The respondent was admitted to practice as an attorney and counselor at law at a term of the Appellate Division, First Department, in February, 1897, and was practicing in the First Judicial District at the time of the acts complained of.
The charges are that in 1912 James C. Crawford retained the respondent to collect a claim of $152.96, which he had against one William A. Hayes. Thereafter the respondent obtained from Hayes an assignment of a claim which he had against one Marsh, a resident of Chattanooga, Tenn., the proceeds of which assignment were to be applied toward the payment of the claim which Crawford had against Hayes. Respondent *264sent the claim against Marsh to an attorney in Chattanooga with instructions to collect. In October, 1916, the attorney in Chattanooga having collected the amount due from Marsh forwarded the' sum of $168.86 to the respondent. The respondent converted this amount to his own use and concealed from his client Crawford the fact that any part of the claim had been collected. In October, 1917, Crawford wrote to the respondent requesting information as to the progress which he had made in the matter of the collection of the claim to which the respondent replied under date of October 27, 1917:
“ On receipt of your letter I wrote to the lawyer in Tennessee and have been informed by him that the Chancery case in which our claim is tied up, is rapidly approaching a final decree. I will write to him again and find out how soon we may expect a termination of the action.”

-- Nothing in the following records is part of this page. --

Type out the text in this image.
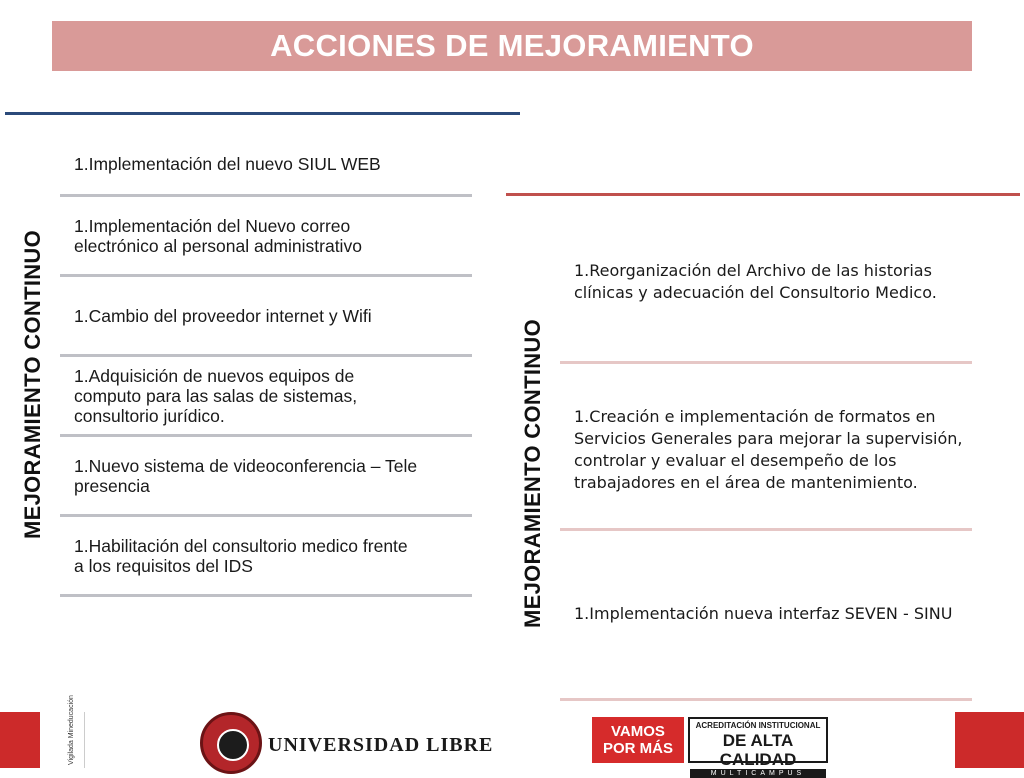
ACCIONES DE MEJORAMIENTO
MEJORAMIENTO CONTINUO	MEJORAMIENTO CONTINUO
1.Implementación del nuevo SIUL WEB
1.Implementación del Nuevo correo
electrónico al personal administrativo
1.Cambio del proveedor internet y Wifi
1.Adquisición de nuevos equipos de
computo para las salas de sistemas,
consultorio jurídico.
1.Nuevo sistema de videoconferencia – Tele
presencia
1.Habilitación del consultorio medico frente
a los requisitos del IDS
1.Reorganización del Archivo de las historias
clínicas y adecuación del Consultorio Medico.
1.Creación e implementación de formatos en
Servicios Generales para mejorar la supervisión,
controlar y evaluar el desempeño de los
trabajadores en el área de mantenimiento.
1.Implementación nueva interfaz SEVEN - SINU
Vigilada Mineducación	UNIVERSIDAD LIBRE
VAMOS
POR MÁS
ACREDITACIÓN INSTITUCIONAL
DE ALTA CALIDAD
MULTICAMPUS
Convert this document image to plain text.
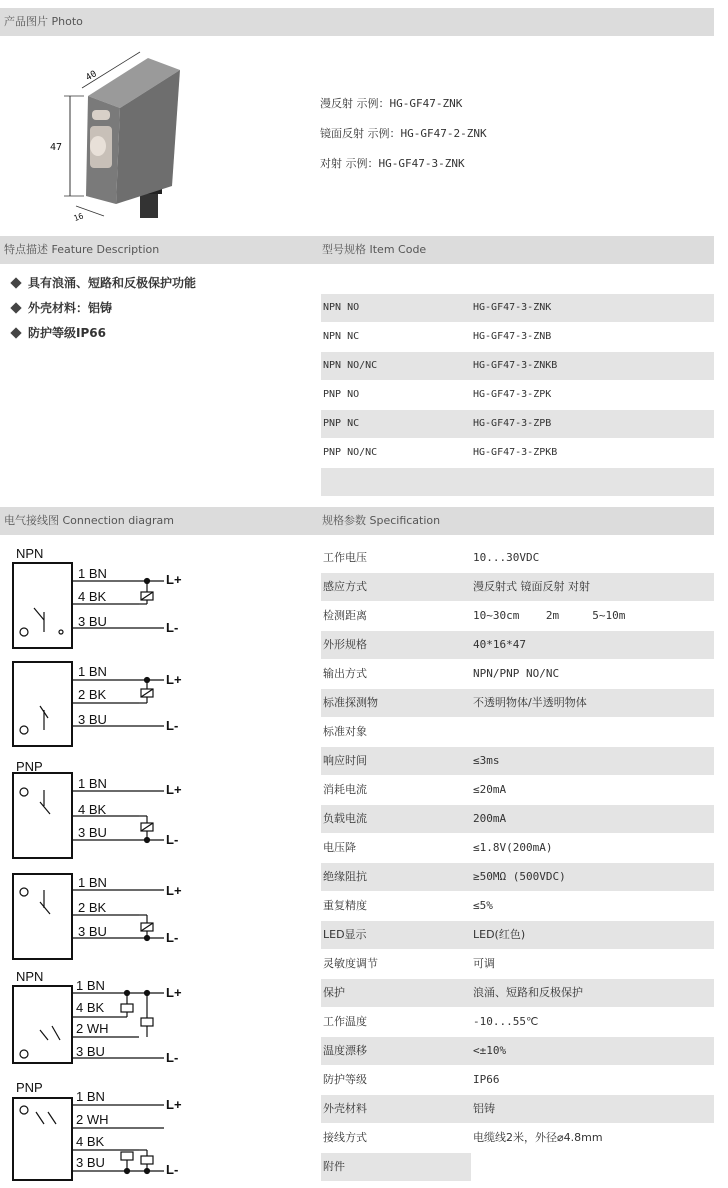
产品图片 Photo
47
40
16
漫反射 示例：HG-GF47-ZNK
镜面反射 示例：HG-GF47-2-ZNK
对射 示例：HG-GF47-3-ZNK
特点描述 Feature Description	型号规格 Item Code
具有浪涌、短路和反极保护功能
外壳材料：铝铸
防护等级IP66
NPN NO	HG-GF47-3-ZNK
NPN NC	HG-GF47-3-ZNB
NPN NO/NC	HG-GF47-3-ZNKB
PNP NO	HG-GF47-3-ZPK
PNP NC	HG-GF47-3-ZPB
PNP NO/NC	HG-GF47-3-ZPKB
电气接线图 Connection diagram	规格参数 Specification
NPN
1 BN
4 BK
3 BU
L+
L-
1 BN
2 BK
3 BU
L+
L-
PNP
1 BN
4 BK
3 BU
L+
L-
1 BN
2 BK
3 BU
L+
L-
NPN
1 BN
4 BK
2 WH
3 BU
L+
L-
PNP
1 BN
2 WH
4 BK
3 BU
L+
L-
工作电压	10...30VDC
感应方式	漫反射式 镜面反射 对射
检测距离	10~30cm    2m     5~10m
外形规格	40*16*47
输出方式	NPN/PNP NO/NC
标准探测物	不透明物体/半透明物体
标准对象
响应时间	≤3ms
消耗电流	≤20mA
负载电流	200mA
电压降	≤1.8V(200mA)
绝缘阻抗	≥50MΩ (500VDC)
重复精度	≤5%
LED显示	LED(红色)
灵敏度调节	可调
保护	浪涌、短路和反极保护
工作温度	-10...55℃
温度漂移	<±10%
防护等级	IP66
外壳材料	铝铸
接线方式	电缆线2米，外径⌀4.8mm
附件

The claim referred to in this letter had been paid and the proceeds thereof remitted to the respondent by the Chattanooga attorney almost a year prior to the date thereof.
The respondent in his answer admits the charge and pleads poverty and sickness. He states: “As to my failure to disclose the receipt of the money and my letter of Mr. Crawford in 1917, in which I concealed the fact, I can only repeat that during the interval of twelve months from October 1916, to October 1917, I had been barely able to keep my head above water; that my practice had disappeared, my earnings were not sufficient to meet necessary living expenses even on a minimum scale, and I am striving to gather sufficient to repay my obligations. I did not answer Mr. Crawford’s first letter and my answer to the second was in the hope of being able to make good and not being in a position to do so at the time, had made an excuse in the hope of being in a short time able to repay. My only excuse for this falsehood is the fact that the wrong having been committed, I wanted to repair it and felt that had I told the facts at the time, I would have been prevented from carrying out my purpose. I dared not tell the truth and thought that a short respite would enable me to scrape sufficient together to make reparation, but the unexpected loss of my position shortly afterwards deprived me even of the means of a livelihood and the ensuing half year *265found me without any earnings, and since then, I have had to repay all small sums borrowed during this period of non-earnings.”
He further states that he has borrowed the sum necessary to pay his client and has paid him in full with interest, and concludes:
“ I appreciate fully the seriousness of the charge and alleged offense. I can only offer the foregoing facts in the hope that I may not be too severely judged and receive such leniency as my unfortunate position and circumstances entitle me to.”
It stands admitted, therefore, that the respondent is guilty of two serious offenses: First, deliberate conversion of his Ghent’s money, and second, deceiving said client by a knowingly false statement in writing written with intent to deceive. His plea is ad misericordiam and restitution after the institution of the proceedings. Neither plea can operate as a condonation of the offense. There is no assurance that under like circumstances the offense would not be repeated.
We think that it would not be safe to permit the respondent to continue a member of a profession whose obligations he has knowingly violated. He is accordingly disbarred.
Latjghlin, Page, Shearn and Merrell, JJ., concurred.
Respondent disbarred. Order to be settled on notice.